La rose de ma boutonnière est devenue, après vingt-quatre heures, une pauvre chose recroquevillée, dans un verre à dents. Aucun pardon. J’effeuille la rose comme j’ai déchiré la photo. Frères des étoiles de carton, les pétales tombent, pluie pauvre, sur les sweaters, les livres.

Des veines battent à mes tempes. L’obstination de ces cloches dans ma tête, faut-il l’appeler un glas ? Un glas comme en sut sonner, voici vingt-quatre heures, l’horloge de la gare de Lyon.
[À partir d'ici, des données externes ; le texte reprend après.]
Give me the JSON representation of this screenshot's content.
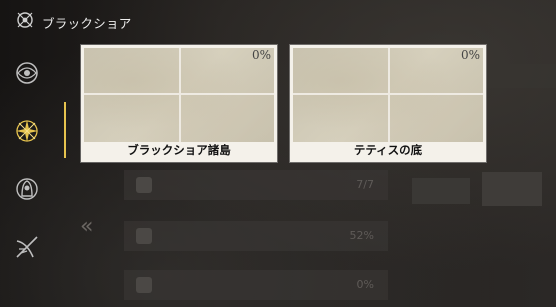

Adieu cet hiver, ce printemps, les ponts que je ne pouvais traverser sans bonheur, lorsque le ciel était si fragile au-dessus des Tuileries que les nuages se faisaient plus légers pour s’y pouvoir encore suspendre ; adieu, boutiques, arbres, becs de gaz et ce sergent de ville, non seulement imperméable mais amoureux de l’eau du ciel, puisqu’en dépit de la neige de janvier, de l’obstination pluvieuse de février, des giboulées de mars, des ondées d’avril, des orages de mai, je le retrouvais toujours à sa place et pas même un peu fondu. Brave petit flic ripoliné, tout un fleuve coulait à vos pieds, vous n’en étiez pas plus fier, mais, définitif, vous donniez de curieuses tentations à cet ami qui rêvait de vous voir faire l’amour avec une petite sœur des pauvres. Daphnis et Chloé de bure et de gros draps, vous volez au-dessus des maisons, des églises, des tours, anges de la ville. Mais, comme les autres anges, ceux de mon enfance qui avaient un corps si doux qu’on le croyait sans os, comme tous ces anges, vous êtes déjà le passé. Le passé des vieilles gens. Il faut laisser cela : il faut être sage.